Время было послеобеденное. Все еще потрясенный, Тед шел куда глаза глядят, пока окончательно не заплутал среди улочек и переулков - таких узких, что в них как будто уже начали сгущаться сумерки. Он проходил мимо церквей с въевшейся навек копотью, мимо дряхлых палаццо, сочившихся детским плачем и кошачьим воем. Над их массивными дверями темнели всеми забытые резные фамильные гербы; Тед грустил, глядя на них: такие понятные, вечные символы - а время обессмыслило их подчистую. Он представлял, как рядом идет та, слегка другая Сьюзен, и грустит вместе с ним.
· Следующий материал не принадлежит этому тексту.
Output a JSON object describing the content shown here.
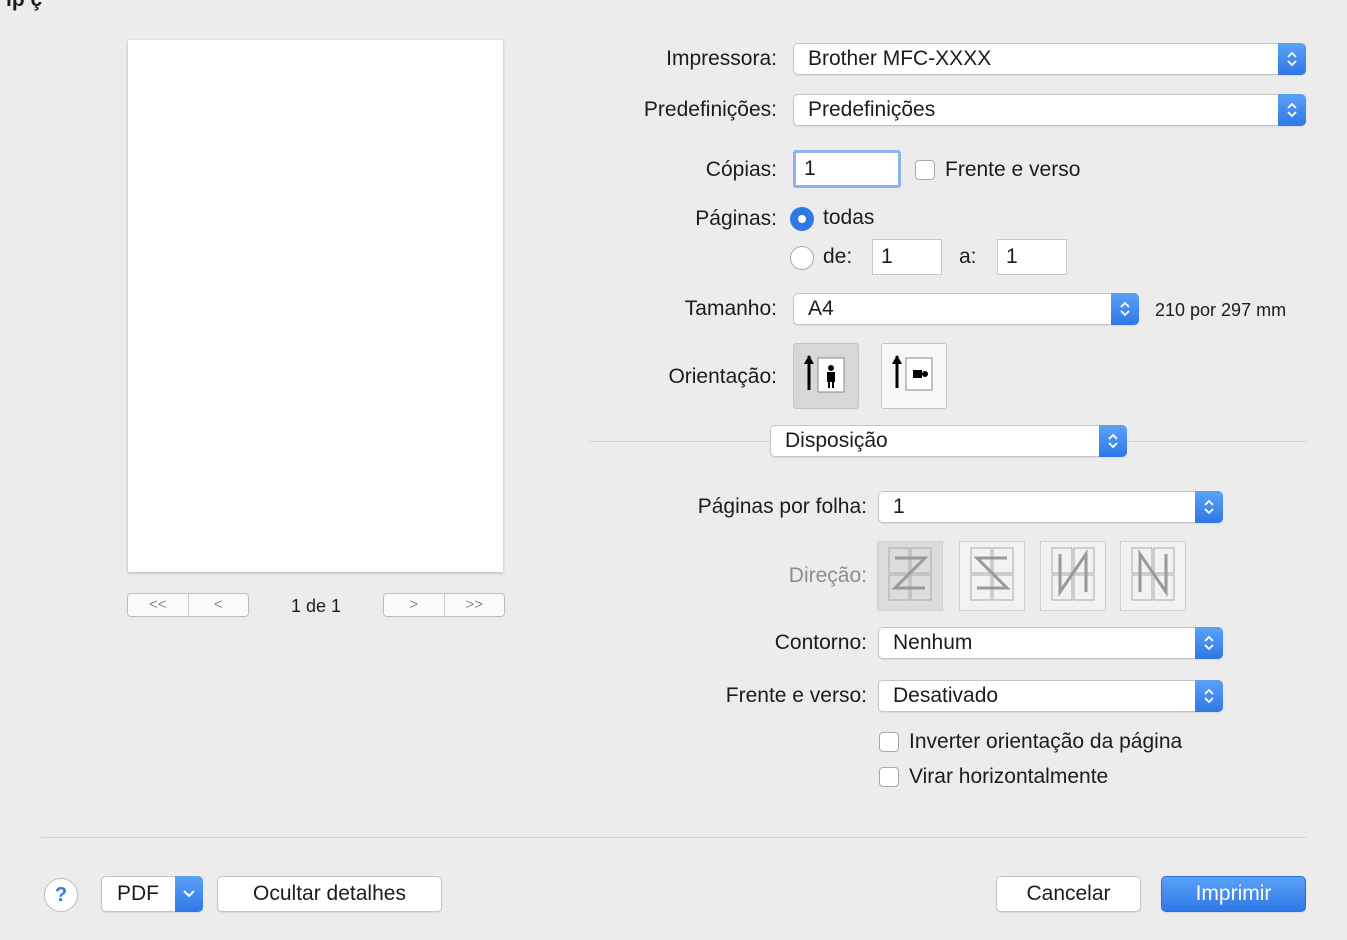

Когда Орфей с Эвридикой понемногу начали отпускать, он стал улавливать приглушенный говорок, какие-то перемигивания, пересвистывания - тайные сигналы, понятные, казалось, всем вокруг, - от скрюченной старухи в черном на паперти до юнца в зеленой футболке, который несколько раз проносился мимо Теда на своей «веспе». Всем, кроме него. Какая-то тетка, высунувшись из окна, спускала на веревке корзину с пачками «Мальборо». Черный рынок, подумал Тед, смущенно наблюдая за тем, как девушка со спутанными волосами и загорелыми руками рассовывает сигаретные пачки по карманам и бросает в корзину несколько монет. Корзина снова дернулась вверх, и Тед узнал в покупательнице «Мальборо» свою племянницу.
Он так страшился этой встречи, что, когда она произошла, столь поразительное совпадение даже не поразило его. Пока Саша, морща лоб, прикуривала, Тед замедлил шаг, притворившись, что разглядывает загаженный фасад палаццо. Саша двинулась дальше, и он пошел за ней. Она была в истертых черных джинсах и грязно-серой футболке. Почему-то она прихрамывала и двигалась неравномерно, то замедляя, то ускоряя шаг, - Теду приходилось напрягаться, чтобы не отстать от нее или не догнать.
Они продолжали соскальзывать в темное чрево города - нищенские, нетуристские кварталы, где хлопает белье над головой и на всех карнизах толкутся голуби. Саша вдруг развернулась без предупреждения - и замерла, глядя ему в лицо.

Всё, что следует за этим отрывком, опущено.